Asymptotic forms for hard and soft edge general $\beta$ conditional gap probabilities

TL;DR

This paper extends Dyson's log-gas formalism to compute asymptotic gap probabilities at the edges of random matrix beta-ensembles, introducing a potential drop term for accuracy with multiple eigenvalues.

Contribution

It modifies the existing formalism by replacing the entropy term with a potential drop term, enabling accurate asymptotic expansions for conditioned gap probabilities with multiple eigenvalues.

Findings

Derived conjectured asymptotic expansions for gap probabilities including multiple eigenvalues.

Modified the formalism to incorporate a potential drop term for consistency with known results.
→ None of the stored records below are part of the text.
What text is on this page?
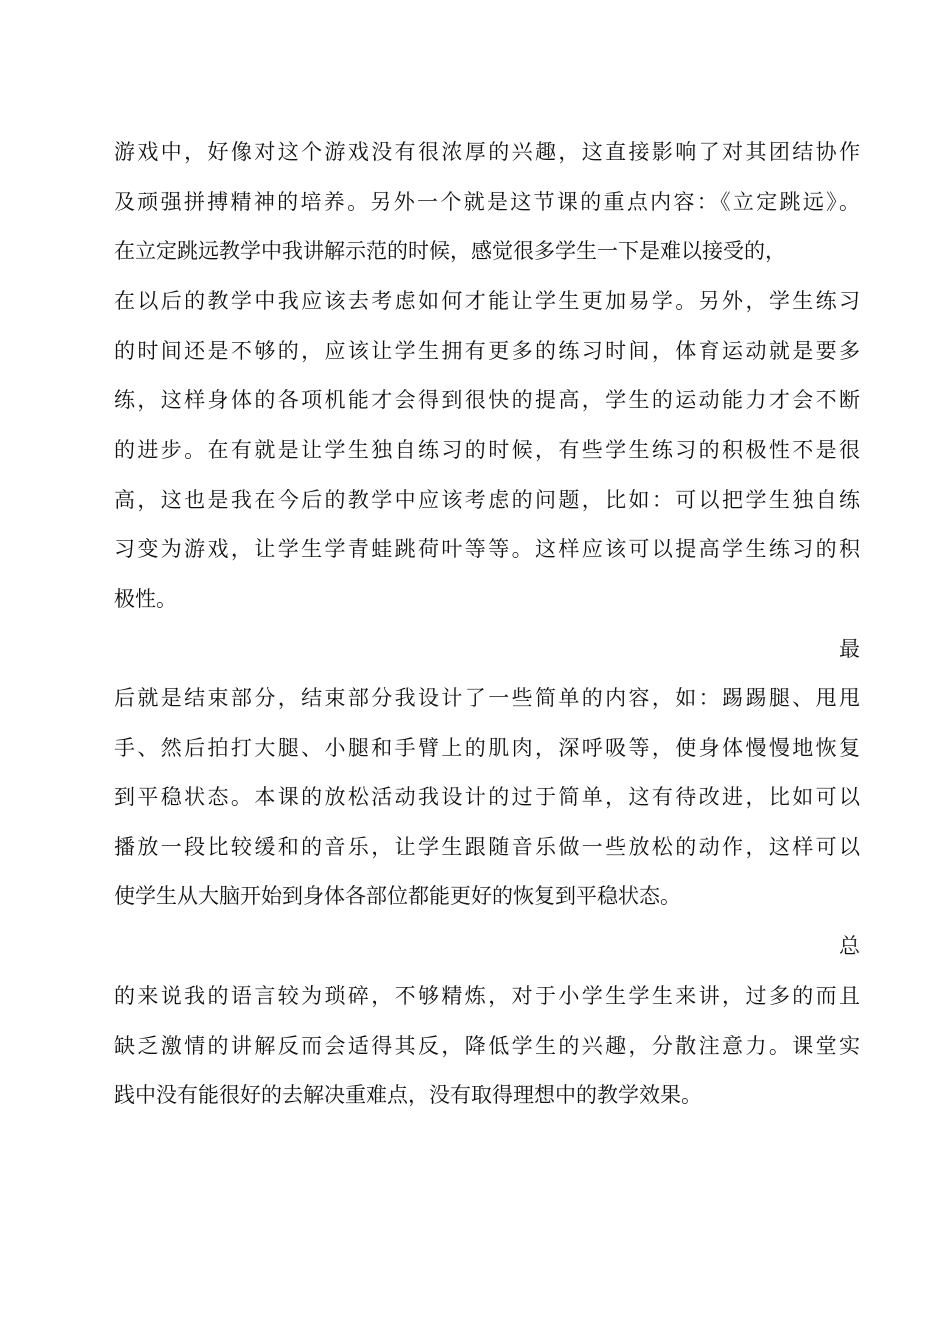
游戏中，好像对这个游戏没有很浓厚的兴趣，这直接影响了对其团结协作
及顽强拼搏精神的培养。另外一个就是这节课的重点内容：《立定跳远》。
在立定跳远教学中我讲解示范的时候，感觉很多学生一下是难以接受的，
在以后的教学中我应该去考虑如何才能让学生更加易学。另外，学生练习
的时间还是不够的，应该让学生拥有更多的练习时间，体育运动就是要多
练，这样身体的各项机能才会得到很快的提高，学生的运动能力才会不断
的进步。在有就是让学生独自练习的时候，有些学生练习的积极性不是很
高，这也是我在今后的教学中应该考虑的问题，比如：可以把学生独自练
习变为游戏，让学生学青蛙跳荷叶等等。这样应该可以提高学生练习的积
极性。
最
后就是结束部分，结束部分我设计了一些简单的内容，如：踢踢腿、甩甩
手、然后拍打大腿、小腿和手臂上的肌肉，深呼吸等，使身体慢慢地恢复
到平稳状态。本课的放松活动我设计的过于简单，这有待改进，比如可以
播放一段比较缓和的音乐，让学生跟随音乐做一些放松的动作，这样可以
使学生从大脑开始到身体各部位都能更好的恢复到平稳状态。
总
的来说我的语言较为琐碎，不够精炼，对于小学生学生来讲，过多的而且
缺乏激情的讲解反而会适得其反，降低学生的兴趣，分散注意力。课堂实
践中没有能很好的去解决重难点，没有取得理想中的教学效果。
Established an asymptotic duality relating beta to 4/beta.

Abstract

An infinite log-gas formalism, due to Dyson, and independently Fogler and Shklovskii, is applied to the computation of conditioned gap probabilities at the hard and soft edges of random matrix $\beta$-ensembles. The conditioning is that there are $n$ eigenvalues in the gap, with $n \ll |t|$, $t$ denoting the end point of the gap. It is found that the entropy term in the formalism must be replaced by a term involving the potential drop to obtain results consistent with known asymptotic expansions in the case $n=0$. With this modification made for general $n$, the derived expansions - which are for the logarithm of the gap probabilities - are conjectured to be correct up to and including terms O$(\log|t|)$. They are shown to satisfy various consistency conditions, including an asymptotic duality formula relating $\beta$ to $4/\beta$.